The vast number of innocent people led to stop and frisking capturing about 1 in 1,000 was “was linked in any way to a violent crime.” But obviously, if you stop 1,000 people there are going to be many that might have been underage drinking or other lesser crimes. She points out too, that many of the people targeted became angry and were then charged with the more serious crime of resisting arrest. Or as we all know from the choke-hold death of the developmentally disable man in NY, death.
If stopping six times as many people led to six times the number of arrests, the inconvenience and harassment suffered by thousands upon thousands of innocent people was justified. Weren’t they interested in stopping crime?

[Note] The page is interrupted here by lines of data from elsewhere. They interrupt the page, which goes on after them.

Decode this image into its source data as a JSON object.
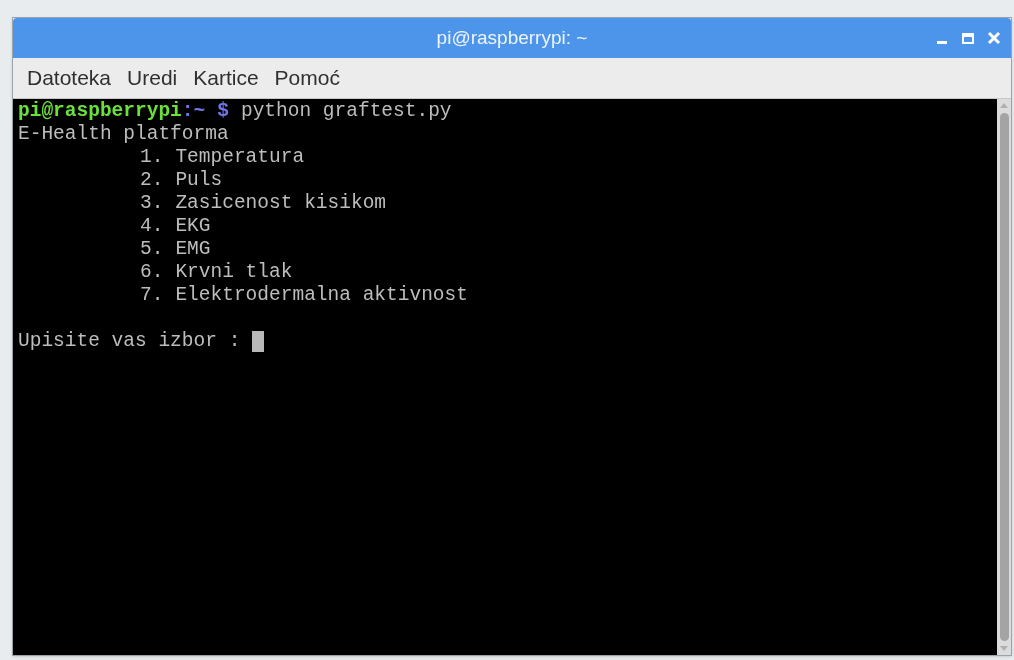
{
  "window": {
    "title": "pi@raspberrypi: ~"
  },
  "menu": [
    "Datoteka",
    "Uredi",
    "Kartice",
    "Pomoć"
  ],
  "terminal": {
    "prompt": {
      "user_host": "pi@raspberrypi",
      "separator": ":",
      "path": "~",
      "symbol": "$",
      "command": "python graftest.py"
    },
    "heading": "E-Health platforma",
    "options": [
      {
        "number": "1.",
        "label": "Temperatura"
      },
      {
        "number": "2.",
        "label": "Puls"
      },
      {
        "number": "3.",
        "label": "Zasicenost kisikom"
      },
      {
        "number": "4.",
        "label": "EKG"
      },
      {
        "number": "5.",
        "label": "EMG"
      },
      {
        "number": "6.",
        "label": "Krvni tlak"
      },
      {
        "number": "7.",
        "label": "Elektrodermalna aktivnost"
      }
    ],
    "input_prompt": "Upisite vas izbor :"
  }
}
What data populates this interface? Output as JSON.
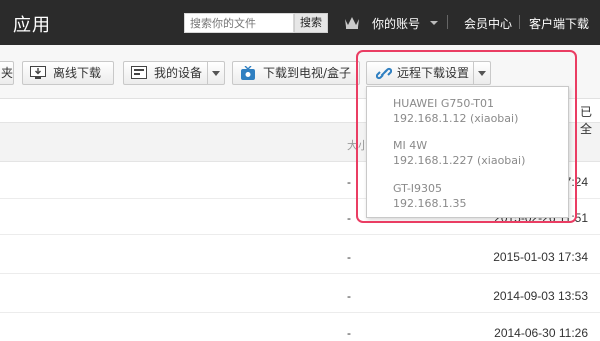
{
  "header": {
    "app_title": "应用",
    "search": {
      "placeholder": "搜索你的文件",
      "button_label": "搜索"
    },
    "account_label": "你的账号",
    "vip_label": "会员中心",
    "client_label": "客户端下载"
  },
  "toolbar": {
    "partial_left_label": "夹",
    "offline_download": "离线下载",
    "my_devices": "我的设备",
    "download_to_tv": "下载到电视/盒子",
    "remote_download_settings": "远程下载设置"
  },
  "list": {
    "size_header": "大小",
    "right_partial": "已全",
    "rows": [
      {
        "size": "-",
        "date": "2015-02-26 17:24"
      },
      {
        "size": "-",
        "date": "2015-02-26 11:51"
      },
      {
        "size": "-",
        "date": "2015-01-03 17:34"
      },
      {
        "size": "-",
        "date": "2014-09-03 13:53"
      },
      {
        "size": "-",
        "date": "2014-06-30 11:26"
      }
    ]
  },
  "remote_devices": [
    {
      "name": "HUAWEI G750-T01",
      "address": "192.168.1.12 (xiaobai)"
    },
    {
      "name": "MI 4W",
      "address": "192.168.1.227 (xiaobai)"
    },
    {
      "name": "GT-I9305",
      "address": "192.168.1.35"
    }
  ],
  "colors": {
    "topbar": "#2b2b2b",
    "highlight": "#ea3d63",
    "icon_blue": "#2f7fc1"
  }
}
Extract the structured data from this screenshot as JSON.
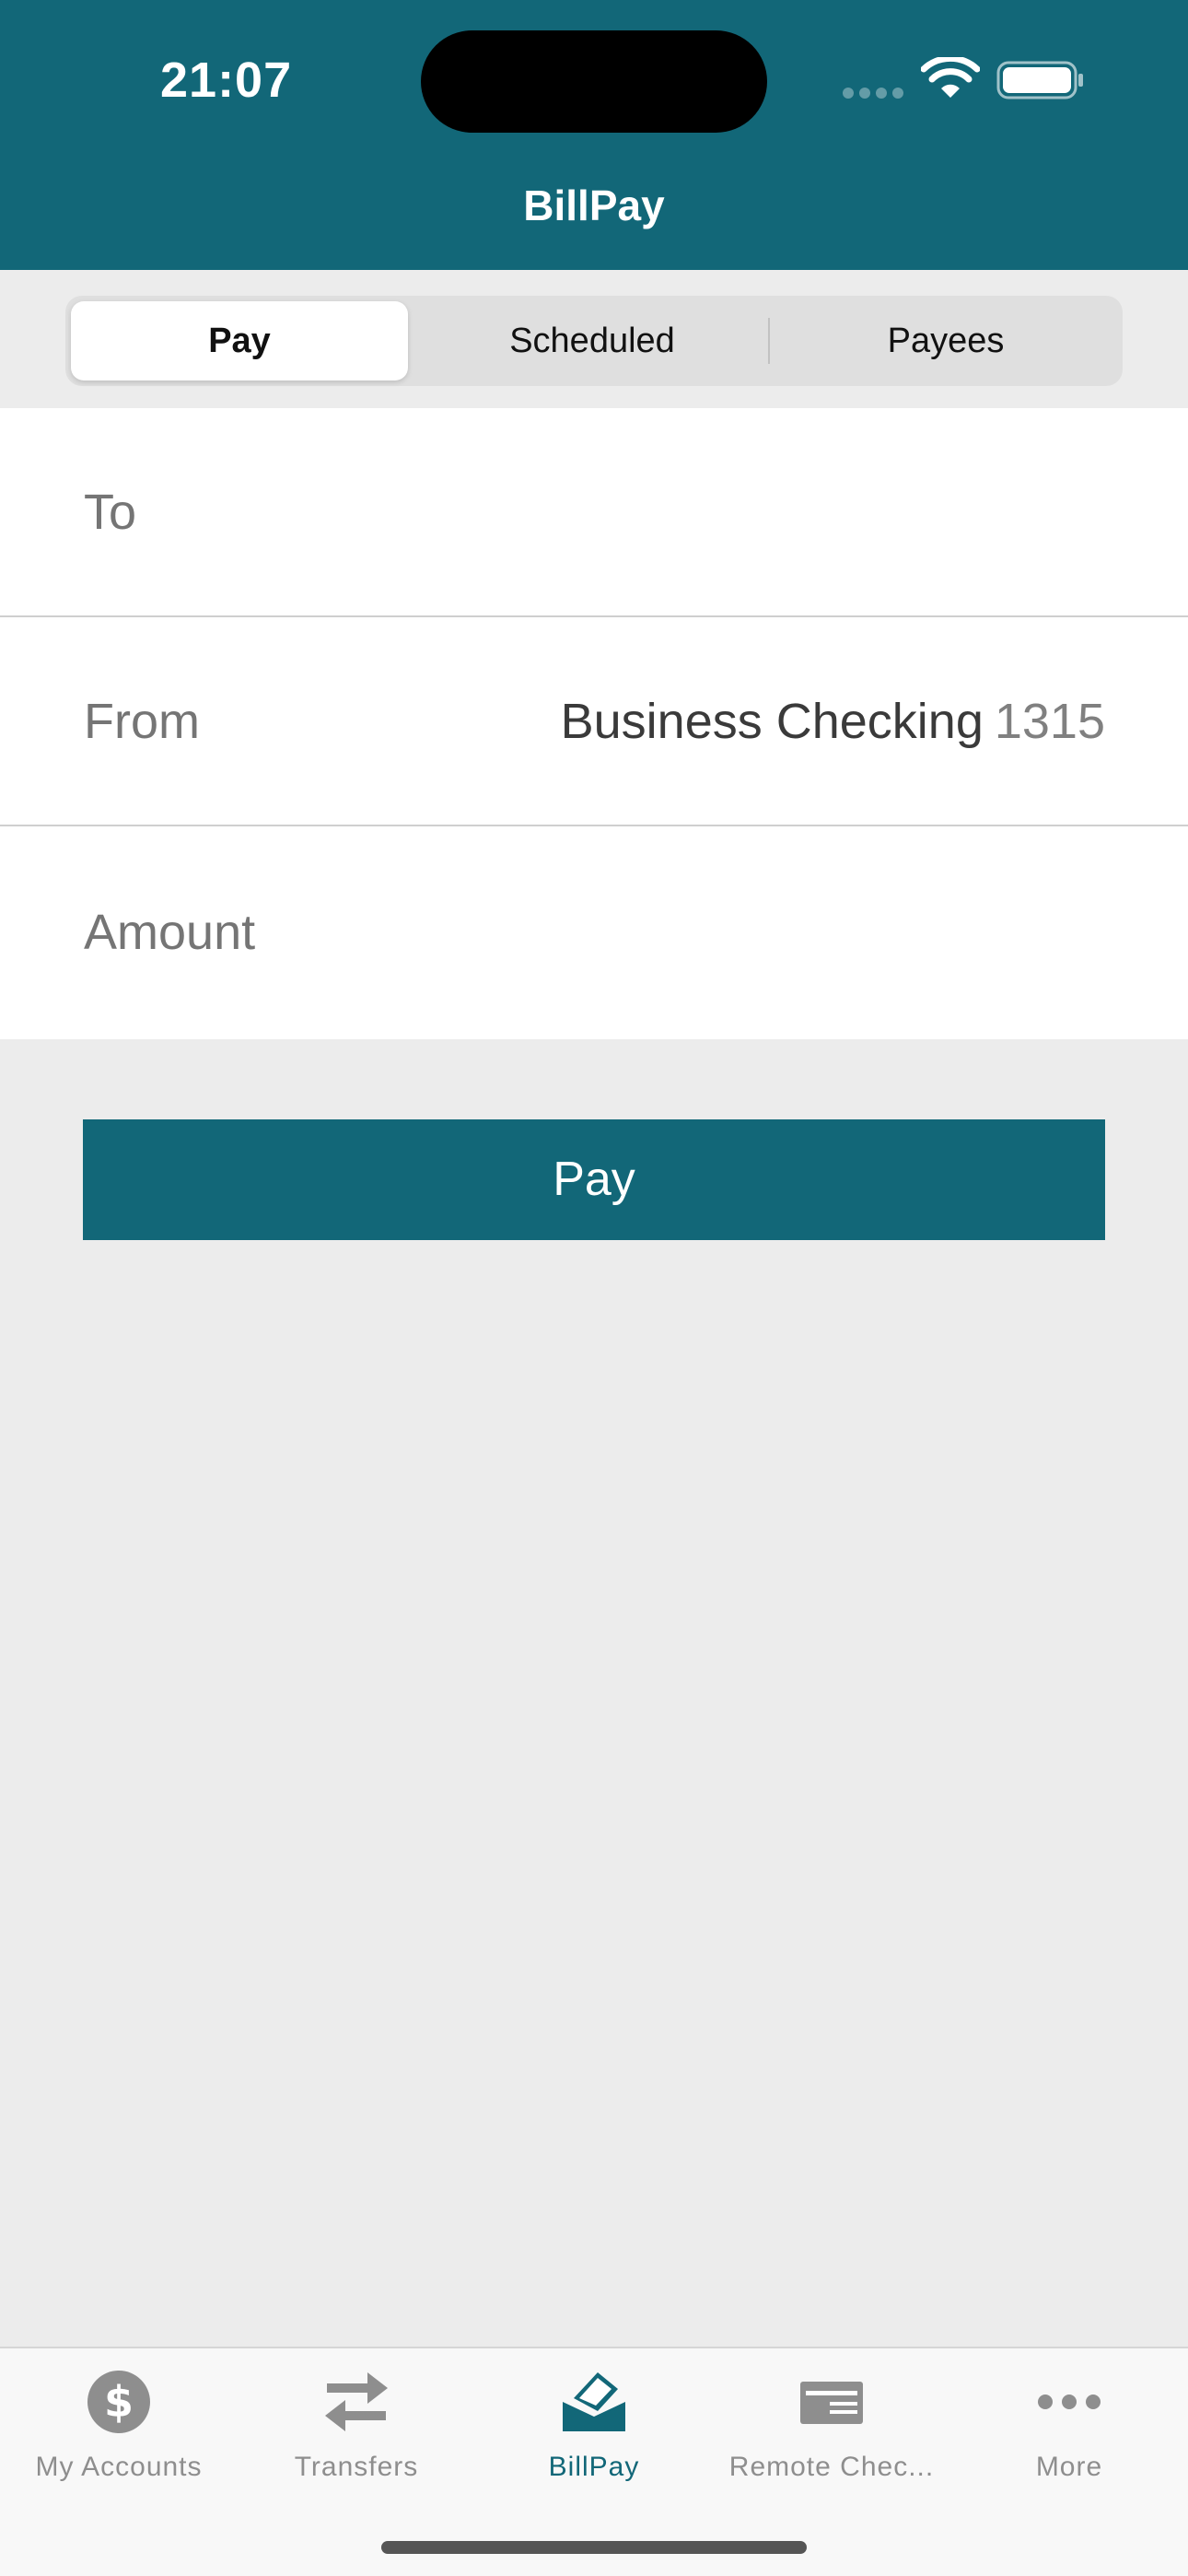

Aspects of stop and frisk were similar to WMDs, though. For example, it had a nasty feedback loop. It ensnared thousands of black and Latino men, many of them for committing the petty crimes and misdemeanors that GO ON IN COLLEGE FRATS, unpunished, every Saturday night. But while the great majority of university students were free to sleep off their excesses, the victims of stop and frisk were booked, and some of them dispatched to the hell that is Rikers Island. What’s more, each arrest created new data, further justifying the police. (pp. 93-94)
She has an amusing thought experiment about stop and frisk being done on the Gold Coast in Chicago, and the number of people who might refuse to get “out of his Mercedes and finding himself facing charges for resisting arrest.” Although she doesn’t note the latest trend of police killing black men for being black, the white man owner of a Mercedes is unlikely to fear anything such as deadly force or even rough handling when confronting the police in anger at being busted for something. They probably just would become aggrieved at having to spend money on lawyers instead of a nice vacation to Aspen for skiing.
But a crucial part of justice is equality. And that means, among many other things, experiencing criminal justice equally. People who favor policies like stop and frisk should experience it themselves. Justice cannot just be something that one part of society INFLICTS upon the other. (p. 96)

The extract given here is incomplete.